Fenerbahçe'nin elinde kadrodan ya da form durumundan çok daha büyük bir avantaj vardı: Sakin kalma lüksü... "Cool takılıp", kazanmak zorunda olan, işler tes giderse de tribünlerdeki homurtuları duyma stresini yaşayan rakibin sinir uçlarına dokunmak varken, G.Saray'ın gerilim politikasına çok kolay teslim oldular.
Agresif başlayan G.Saray'ın planı rakibi de aynı stres seviyesine çekip elinden bu lüksü almaktı. Ve Fenerbahçe maçın kahramanı (!) hakemin de katkılarıyla, bu tuzağa çok kolay düştü.

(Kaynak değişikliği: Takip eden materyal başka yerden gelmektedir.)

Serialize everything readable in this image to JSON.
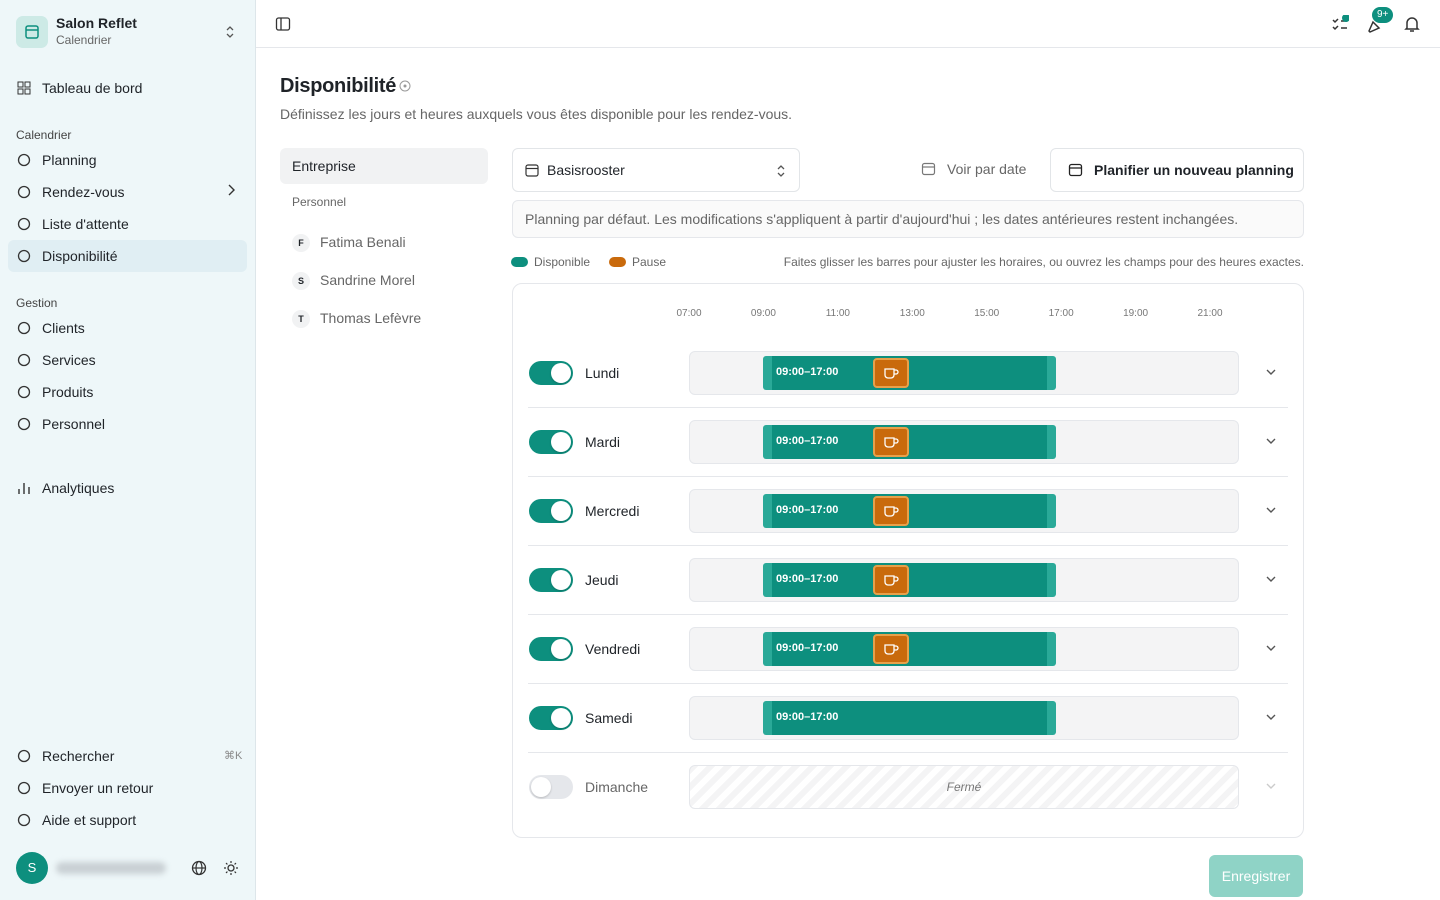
{
  "sidebar": {
    "org": "Salon Reflet",
    "org_sub": "Calendrier",
    "dashboard": "Tableau de bord",
    "sections": [
      {
        "title": "Calendrier",
        "items": [
          "Planning",
          "Rendez-vous",
          "Liste d'attente",
          "Disponibilité"
        ]
      },
      {
        "title": "Gestion",
        "items": [
          "Clients",
          "Services",
          "Produits",
          "Personnel"
        ]
      }
    ],
    "analytics": "Analytiques",
    "footer": [
      "Rechercher",
      "Envoyer un retour",
      "Aide et support"
    ],
    "shortcut": "⌘K",
    "avatar": "S"
  },
  "topbar": {
    "badge": "9+"
  },
  "header": {
    "title": "Disponibilité",
    "subtitle": "Définissez les jours et heures auxquels vous êtes disponible pour les rendez-vous."
  },
  "scope": {
    "active": "Entreprise",
    "group": "Personnel",
    "staff": [
      {
        "initial": "F",
        "name": "Fatima Benali"
      },
      {
        "initial": "S",
        "name": "Sandrine Morel"
      },
      {
        "initial": "T",
        "name": "Thomas Lefèvre"
      }
    ]
  },
  "toolbar": {
    "schedule": "Basisrooster",
    "view_by_date": "Voir par date",
    "new_schedule": "Planifier un nouveau planning"
  },
  "notice": "Planning par défaut. Les modifications s'appliquent à partir d'aujourd'hui ; les dates antérieures restent inchangées.",
  "legend": {
    "available": "Disponible",
    "pause": "Pause",
    "hint": "Faites glisser les barres pour ajuster les horaires, ou ouvrez les champs pour des heures exactes."
  },
  "timeline": {
    "hours": [
      "07:00",
      "09:00",
      "11:00",
      "13:00",
      "15:00",
      "17:00",
      "19:00",
      "21:00"
    ],
    "days": [
      {
        "name": "Lundi",
        "enabled": true,
        "range": "09:00–17:00",
        "pause": true
      },
      {
        "name": "Mardi",
        "enabled": true,
        "range": "09:00–17:00",
        "pause": true
      },
      {
        "name": "Mercredi",
        "enabled": true,
        "range": "09:00–17:00",
        "pause": true
      },
      {
        "name": "Jeudi",
        "enabled": true,
        "range": "09:00–17:00",
        "pause": true
      },
      {
        "name": "Vendredi",
        "enabled": true,
        "range": "09:00–17:00",
        "pause": true
      },
      {
        "name": "Samedi",
        "enabled": true,
        "range": "09:00–17:00",
        "pause": false
      },
      {
        "name": "Dimanche",
        "enabled": false,
        "closed": "Fermé"
      }
    ]
  },
  "save": "Enregistrer"
}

Gerilim filminin havasına, itiş kakışa kendilerini kaptırdılar ve en büyük kozlarını daha maçın başında yitirdiler. 3 Temmuz sürecinden beri Trabzon deplasmanlarında dahi sakin kalmayı başaran ve bu sayede hiç kaybetmeyen bir takım için ne yaman bir "hafıza kaybı..."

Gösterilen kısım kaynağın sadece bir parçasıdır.